HIV/AIDS

HIV drug resistance status report


Countries that received technical assistance visits between August 2007 and December 2008 included Brazil, Burkina Faso, Cameroon, El Salvador, Ghana, Haiti, Honduras, India, Indonesia, Kenya, Malawi, Mali, Namibia, Papua New Guinea, Rwanda, Russia, Senegal, Trinidad and Tobago, Ukraine, and Vietnam. This brings to a total of 34 countries to which technical assistance has been provided since project start, some of which are funded through our Gates grant and some of which are funded from other sources.

Centrally driven project activities to augment all aspects of the project include national workgroup coordination, consensus meetings, evaluation and updating of HIVDR guidelines, standards, and policies related to implementation, scale-up, and operations.

Terms of Reference for national HIVDR working groups, and HIVDR strategy were developed in the following 11 WHO focus countries - Burkina Faso, Cambodia, Ghana, India, Indonesia, Namibia, Rwanda, Senegal, Ukraine, Zambia, and Zimbabwe.

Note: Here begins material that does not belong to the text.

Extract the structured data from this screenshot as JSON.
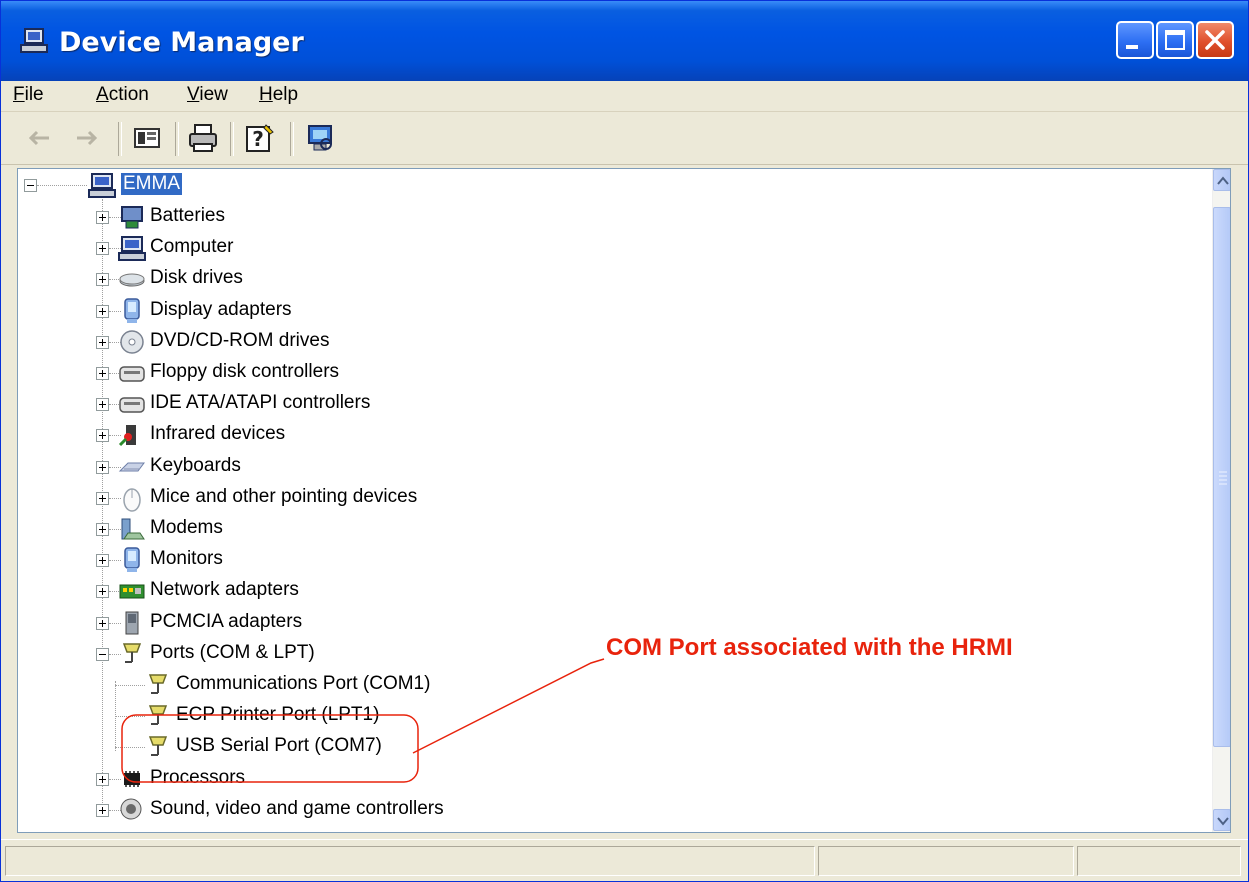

This adds to the 11 countries from 2007.

Regional trainings took place in two subregions within Africa: the Western Africa subregion and the Southern and Eastern Africa subregion. Included in the trainings were countries that are being supported from other sources to develop the WHO-recommended strategy. Eastern European training supported by WHO European Region took place in Russia (September 2008) and in Zagreb, Croatia (November 2008), and included Ukraine and Russia, and other countries (Belarus, Croatia, Latvia, Georgia, Moldova, Slovenia, and Sudan); which are being supported by other means to implement the WHO-recommended HIVDR strategy.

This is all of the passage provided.